Item ID: 7544 Henjaku Soko retsuden kakkai [Commentary on Bianque Canggong zhuan]. Tonan ASAI.

Rare Commentary on the Earliest Biography
of the First Chinese Doctor

Henjaku Soko retsuden kakkai [Commentary on Bianque Canggong zhuan].

24; 46 folding leaves. Two vols. 8vo, orig. blue wrappers, orig. block-printed title labels on upper covers, new stitching. Osaka, Kyoto, Nagoya, & Edo: Kawachiya Kihei et al., 1848.

Second edition (1st ed.: 1770); both editions are very rare. This book, in Chinese with Japanese reading marks, is the commentary by Asai (1706-80), the famous painter of bamboo and court physician of the Owari fiefdom, on the biography of Bian Que (active sometime in 5th-3rd centuries B.C.), the founding father of scientific Chinese medicine. This biography first appeared in Shiji [Records of the Grand Historian], written by Sima Qian. The Shiji, completed ca. 94 B.C., is the first of the monumental series of Chinese dynastic histories.

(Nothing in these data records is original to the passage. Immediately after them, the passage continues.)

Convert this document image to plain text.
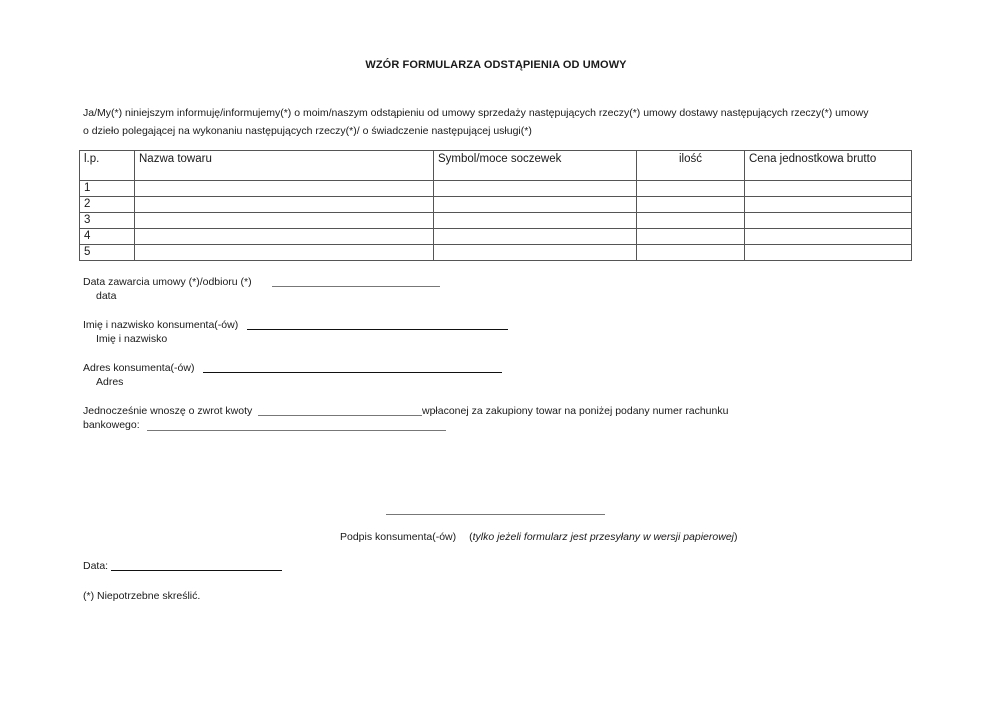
WZÓR FORMULARZA ODSTĄPIENIA OD UMOWY
Ja/My(*) niniejszym informuję/informujemy(*) o moim/naszym odstąpieniu od umowy sprzedaży następujących rzeczy(*) umowy dostawy następujących rzeczy(*) umowy
o dzieło polegającej na wykonaniu następujących rzeczy(*)/ o świadczenie następującej usługi(*)
l.p.	Nazwa towaru	Symbol/moce soczewek	ilość	Cena jednostkowa brutto
1				
2				
3				
4				
5				
Data zawarcia umowy (*)/odbioru (*)
data
Imię i nazwisko konsumenta(-ów)
Imię i nazwisko
Adres konsumenta(-ów)
Adres
Jednocześnie wnoszę o zwrot kwoty	wpłaconej za zakupiony towar na poniżej podany numer rachunku
bankowego:
Podpis konsumenta(-ów) (tylko jeżeli formularz jest przesyłany w wersji papierowej)
Data:
(*) Niepotrzebne skreślić.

“Bian Que is said to have learnt and applied a range of medical techniques including acupuncture and moxibustion, drug preparation, and therapeutic massage. He is also credited with special expertise in pulse diagnosis. Shiji calls him China’s first pulse-diagnostician, and presents him as a key figure in the early differentiation of a Chinese medicine, as groups of practitioners distanced themselves from the practice of magic in favour of treatments based on the emerging theories of the Yin and Yang channels and of Qi.”–Ma Kanwen in Lo & Barrett, Imagining Chinese Medicine, p. 446.

Fine set. Minor marginal worming.

❧ Needham et al., Science & Civilisation in China. Vol. 6, Part VI: Medicine, p. 45.